As the only child of Donovan Winslow and Camilla Winslow-Henderson, my dad decided the day I was born that as soon as I was old enough, I’d take over the family business. Until their divorce, that’s what my mother expected of me too. Now she’d rather I waste my life being rich and spending Dad’s money just to spite him. That’s probably why I haven’t seen or spoken to her in nearly two years.

The truth is, I don’t have a problem with running Winslow International when my dad retires. Business has always fascinated me, and I’m incredibly proud of everything my dad has achieved, when he could have just sat on his butt and lived off his trust fund his whole life.

I’m willing to fall in line with the life my dad wants me to live, but only up to a point. I’ll go to his alma mater; I’ll intern at his company. I’ll work my way up from the bottom and earn my place.
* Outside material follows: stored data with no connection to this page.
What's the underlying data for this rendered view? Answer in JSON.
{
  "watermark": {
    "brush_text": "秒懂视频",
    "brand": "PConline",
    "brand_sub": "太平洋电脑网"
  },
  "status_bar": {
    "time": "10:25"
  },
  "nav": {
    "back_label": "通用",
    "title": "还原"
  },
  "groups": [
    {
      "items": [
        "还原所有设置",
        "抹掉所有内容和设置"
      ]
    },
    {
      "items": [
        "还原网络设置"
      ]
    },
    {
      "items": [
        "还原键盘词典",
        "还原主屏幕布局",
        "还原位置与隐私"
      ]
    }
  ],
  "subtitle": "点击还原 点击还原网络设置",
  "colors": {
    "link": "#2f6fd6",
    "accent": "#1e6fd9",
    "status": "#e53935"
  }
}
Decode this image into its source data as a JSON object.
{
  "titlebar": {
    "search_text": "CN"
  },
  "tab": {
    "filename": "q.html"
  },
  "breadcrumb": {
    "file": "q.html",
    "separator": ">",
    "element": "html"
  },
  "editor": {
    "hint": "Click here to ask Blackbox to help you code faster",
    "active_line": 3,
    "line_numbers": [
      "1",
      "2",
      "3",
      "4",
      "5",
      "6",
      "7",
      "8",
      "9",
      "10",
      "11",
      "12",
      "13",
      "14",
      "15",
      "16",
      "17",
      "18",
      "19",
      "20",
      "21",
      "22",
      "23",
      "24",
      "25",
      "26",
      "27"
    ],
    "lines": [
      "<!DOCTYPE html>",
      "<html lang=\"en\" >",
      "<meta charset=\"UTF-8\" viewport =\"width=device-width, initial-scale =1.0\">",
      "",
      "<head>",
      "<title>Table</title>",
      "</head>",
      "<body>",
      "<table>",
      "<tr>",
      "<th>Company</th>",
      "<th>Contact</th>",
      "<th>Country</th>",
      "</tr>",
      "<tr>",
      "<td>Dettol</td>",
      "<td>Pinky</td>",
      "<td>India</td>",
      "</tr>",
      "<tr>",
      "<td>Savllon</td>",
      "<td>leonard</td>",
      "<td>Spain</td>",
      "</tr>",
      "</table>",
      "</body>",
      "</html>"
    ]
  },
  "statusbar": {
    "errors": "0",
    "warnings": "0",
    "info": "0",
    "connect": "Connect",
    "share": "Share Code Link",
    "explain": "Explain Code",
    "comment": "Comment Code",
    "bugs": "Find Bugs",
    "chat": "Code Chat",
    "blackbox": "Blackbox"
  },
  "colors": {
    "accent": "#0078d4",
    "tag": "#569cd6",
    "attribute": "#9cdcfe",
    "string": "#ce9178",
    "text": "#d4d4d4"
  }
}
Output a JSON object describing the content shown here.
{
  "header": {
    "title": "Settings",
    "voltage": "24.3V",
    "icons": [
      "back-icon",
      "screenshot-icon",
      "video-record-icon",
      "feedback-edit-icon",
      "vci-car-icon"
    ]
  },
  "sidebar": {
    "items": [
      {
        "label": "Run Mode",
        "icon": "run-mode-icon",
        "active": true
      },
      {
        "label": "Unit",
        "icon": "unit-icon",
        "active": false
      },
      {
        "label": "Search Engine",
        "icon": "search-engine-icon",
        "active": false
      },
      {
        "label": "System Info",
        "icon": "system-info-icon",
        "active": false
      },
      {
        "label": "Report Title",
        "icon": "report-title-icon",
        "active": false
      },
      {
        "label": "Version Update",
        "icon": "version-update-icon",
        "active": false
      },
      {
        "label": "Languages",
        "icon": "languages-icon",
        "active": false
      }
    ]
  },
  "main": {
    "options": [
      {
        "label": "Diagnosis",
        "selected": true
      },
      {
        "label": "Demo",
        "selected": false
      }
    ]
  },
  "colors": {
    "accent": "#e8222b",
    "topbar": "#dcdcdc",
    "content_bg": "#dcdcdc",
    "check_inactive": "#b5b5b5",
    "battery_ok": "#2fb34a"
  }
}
But I refuse to pick a wife from one of the suitable girls he keeps parading in front of me in the hope that I’ll be engaged before the end of fucking high school.

Unfortunately, Penelope fucking Rhodes is number one on my dad’s fantasy daughter-in-law wishlist. I see the way his eyes light up when he mentions her and the company she’s due to inherit. He couldn’t give a fuck about Penelope, but in this archaic Richie Rich world we live in, whoever she marries will get automatic control of her great-grandfather’s businesses.

Sometimes I almost feel sorry for Penelope. Her great-grandfather gifted her a fortune, but he made sure it would never truly be hers. Her parents treat her like she’s their golden goose, making her prance and preen for every eligible guy from the age of seventeen to seventy-five, and no matter who she actually marries, they’ll never want her for her, it’ll always just be about the money.

That fucking will put a target on her back and a noose around her neck. But who the fuck allows themselves to be controlled by a dead guy? Penelope could walk away, she could refuse to play the game, she could take back her own life, but she hasn’t. Instead, she flirts and rubs against every guy her mom points her toward. Because she loves the game, she loves the attention, even if the only reason anyone looks at her is because her pussy is the key to a billion-dollar payout.

All of this makes her skulking around school and hiding in the dark room even more intriguing. Penelope is always so fucking predictable, her behavior always so obvious, but today, for the first time ever, she’s managed to pique my interest. Because what could the ultimate good girl be doing that she needs to hide?